Top positive review
39 people found this helpful
I would like to say thank you....
on 21 January 2012
Having devoured everything written about Clough for the past 15 years, I purchased this book more from a completeness perspective rather than hoping to discover anything new. When this weighty tome arrived my fears were compounded, because at over 500 pages it wasn't to be tackled by the light hearted either. Easy holiday read it wasn't going to be. However, after managing to fit this into the luggage, I was pleasantly surprised. Whilst it is detailed, it does in my opinion, provide a definitive biography of one of the most celebrated managers of all time. Yes, it does make many references of the other published work (all of which I have read) but in a conextual way and with the ultimate objective of providing a balanced view of the great man. The other biographies (Hamilton's in particular)are doubtless more amusing, but paint Clough in the usual misty eyed way. This presents him with all of the idiosyncracies and complexities he clearly had, some of which will make even the most committed wince. The drinking issue was clearly prevalent at various points in his career and whilst it seemingly lurched out of control during those last few years at Forest, it was by no means exclusive to that final ill fated season.
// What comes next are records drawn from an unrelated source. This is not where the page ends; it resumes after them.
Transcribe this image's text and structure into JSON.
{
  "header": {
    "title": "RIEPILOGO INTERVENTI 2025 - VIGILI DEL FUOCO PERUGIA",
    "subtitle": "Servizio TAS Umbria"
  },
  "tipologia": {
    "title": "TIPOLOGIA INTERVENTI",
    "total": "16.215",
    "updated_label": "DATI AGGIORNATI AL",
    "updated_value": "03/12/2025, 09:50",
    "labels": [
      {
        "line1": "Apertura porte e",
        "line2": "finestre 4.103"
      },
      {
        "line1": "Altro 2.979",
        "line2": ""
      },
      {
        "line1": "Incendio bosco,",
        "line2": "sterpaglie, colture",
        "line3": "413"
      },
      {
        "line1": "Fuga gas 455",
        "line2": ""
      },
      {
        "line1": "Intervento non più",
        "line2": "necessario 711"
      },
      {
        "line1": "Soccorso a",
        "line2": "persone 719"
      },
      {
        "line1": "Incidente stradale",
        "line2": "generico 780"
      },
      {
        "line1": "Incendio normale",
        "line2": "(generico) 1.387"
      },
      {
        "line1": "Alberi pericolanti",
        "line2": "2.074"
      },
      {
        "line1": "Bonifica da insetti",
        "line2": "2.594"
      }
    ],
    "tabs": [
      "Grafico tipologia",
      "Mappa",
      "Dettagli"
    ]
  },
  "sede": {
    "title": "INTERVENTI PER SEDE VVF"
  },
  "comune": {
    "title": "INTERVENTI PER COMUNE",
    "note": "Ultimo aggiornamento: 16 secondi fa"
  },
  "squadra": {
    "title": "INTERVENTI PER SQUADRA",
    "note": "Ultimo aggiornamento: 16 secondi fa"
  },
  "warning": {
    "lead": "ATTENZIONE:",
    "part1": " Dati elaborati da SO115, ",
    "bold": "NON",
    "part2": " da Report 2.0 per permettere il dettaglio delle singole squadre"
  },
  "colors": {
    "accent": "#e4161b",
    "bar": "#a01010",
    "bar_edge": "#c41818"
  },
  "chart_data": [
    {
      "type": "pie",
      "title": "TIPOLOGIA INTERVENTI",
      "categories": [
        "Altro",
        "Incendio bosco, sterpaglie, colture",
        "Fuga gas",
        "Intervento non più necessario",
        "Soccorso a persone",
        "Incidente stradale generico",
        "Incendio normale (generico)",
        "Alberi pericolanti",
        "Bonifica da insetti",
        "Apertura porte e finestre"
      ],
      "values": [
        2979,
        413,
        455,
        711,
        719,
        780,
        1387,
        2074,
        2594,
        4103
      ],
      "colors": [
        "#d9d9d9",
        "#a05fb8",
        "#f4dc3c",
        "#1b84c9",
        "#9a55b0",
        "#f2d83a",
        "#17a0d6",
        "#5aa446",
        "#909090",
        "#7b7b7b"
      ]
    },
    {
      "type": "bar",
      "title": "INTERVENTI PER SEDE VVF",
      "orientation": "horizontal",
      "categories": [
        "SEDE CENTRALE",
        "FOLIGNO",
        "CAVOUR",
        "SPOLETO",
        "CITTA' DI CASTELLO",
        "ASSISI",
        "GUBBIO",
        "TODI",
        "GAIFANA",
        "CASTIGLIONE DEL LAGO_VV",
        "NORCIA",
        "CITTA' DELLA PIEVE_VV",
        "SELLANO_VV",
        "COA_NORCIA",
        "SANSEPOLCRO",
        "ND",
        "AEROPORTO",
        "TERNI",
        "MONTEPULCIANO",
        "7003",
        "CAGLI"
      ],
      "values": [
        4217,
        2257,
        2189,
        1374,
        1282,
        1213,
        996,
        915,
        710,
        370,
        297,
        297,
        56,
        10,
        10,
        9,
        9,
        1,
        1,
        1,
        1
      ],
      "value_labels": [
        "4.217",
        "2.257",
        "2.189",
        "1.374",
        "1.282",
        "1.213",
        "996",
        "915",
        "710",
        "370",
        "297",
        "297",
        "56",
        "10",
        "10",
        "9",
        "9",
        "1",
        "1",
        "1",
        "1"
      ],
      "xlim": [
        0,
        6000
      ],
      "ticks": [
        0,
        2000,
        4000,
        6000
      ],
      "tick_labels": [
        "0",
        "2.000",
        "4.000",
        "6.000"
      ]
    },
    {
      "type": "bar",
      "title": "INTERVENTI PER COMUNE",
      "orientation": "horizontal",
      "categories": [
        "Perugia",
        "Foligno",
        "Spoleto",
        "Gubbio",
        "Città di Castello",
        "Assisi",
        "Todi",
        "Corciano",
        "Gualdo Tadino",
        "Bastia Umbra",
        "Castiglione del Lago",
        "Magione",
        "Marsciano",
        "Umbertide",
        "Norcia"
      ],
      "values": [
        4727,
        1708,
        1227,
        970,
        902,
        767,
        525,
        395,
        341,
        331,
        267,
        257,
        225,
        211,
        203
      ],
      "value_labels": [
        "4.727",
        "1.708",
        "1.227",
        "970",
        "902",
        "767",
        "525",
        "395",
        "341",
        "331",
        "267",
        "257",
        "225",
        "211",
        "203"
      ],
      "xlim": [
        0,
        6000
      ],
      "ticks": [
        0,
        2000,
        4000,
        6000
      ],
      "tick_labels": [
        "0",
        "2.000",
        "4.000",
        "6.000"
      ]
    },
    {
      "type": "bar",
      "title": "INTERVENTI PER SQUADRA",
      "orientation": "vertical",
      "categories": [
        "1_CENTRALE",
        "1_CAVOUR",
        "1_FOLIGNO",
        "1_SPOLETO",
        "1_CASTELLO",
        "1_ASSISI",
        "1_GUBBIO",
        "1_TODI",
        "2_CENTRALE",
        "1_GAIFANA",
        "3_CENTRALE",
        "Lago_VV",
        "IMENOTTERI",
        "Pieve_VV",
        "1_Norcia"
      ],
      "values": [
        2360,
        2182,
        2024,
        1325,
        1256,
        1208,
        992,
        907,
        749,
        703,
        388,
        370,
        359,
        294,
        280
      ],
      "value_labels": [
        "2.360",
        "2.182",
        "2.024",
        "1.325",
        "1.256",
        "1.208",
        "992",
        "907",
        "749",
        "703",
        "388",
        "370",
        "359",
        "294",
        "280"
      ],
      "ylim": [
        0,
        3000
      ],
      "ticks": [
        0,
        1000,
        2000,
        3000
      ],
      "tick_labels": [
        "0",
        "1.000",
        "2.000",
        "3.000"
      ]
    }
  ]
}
Ultimately though balance comes to the fore. Peter Taylor's contribution in their most productive phase starts to get the recognition that hasn't really been seen in other works. Equally, the lack of recognition he received (not just from other writers and career stakeholders, but from Clough himself) is redressed somewhat. Everything the pair touched ultimately did not turn to gold and on several occasions both their personal and professional judgements are called into question. Clough's final phase at Forest, without Taylor, although destined to end in the ignominy of relegation in 1993 is covered with critical acclaim. Whilst many suggest that Clough achieved little without Taylor by his side, Wilson profers that actually this was Clough's third great phase. Trophies may have been largely lacking, (League Cup and other assorted meaningless pieces of silverware nothwithstanding) but the quality of football and a couple of genuine Championship near misses on meagre resources, place it into a much more positive light than perhaps only the most ardent of supporters have previously suggested.
This is a labour of love, both from the author and the prospective reader. It is neither boring nor a re-hash of previously published work. If you want the most detailed and perhaps most balanced Biography of Brian Clough this is it. I completed it the same committed fan that I was at the start, albeit better informed and with a more balanced view.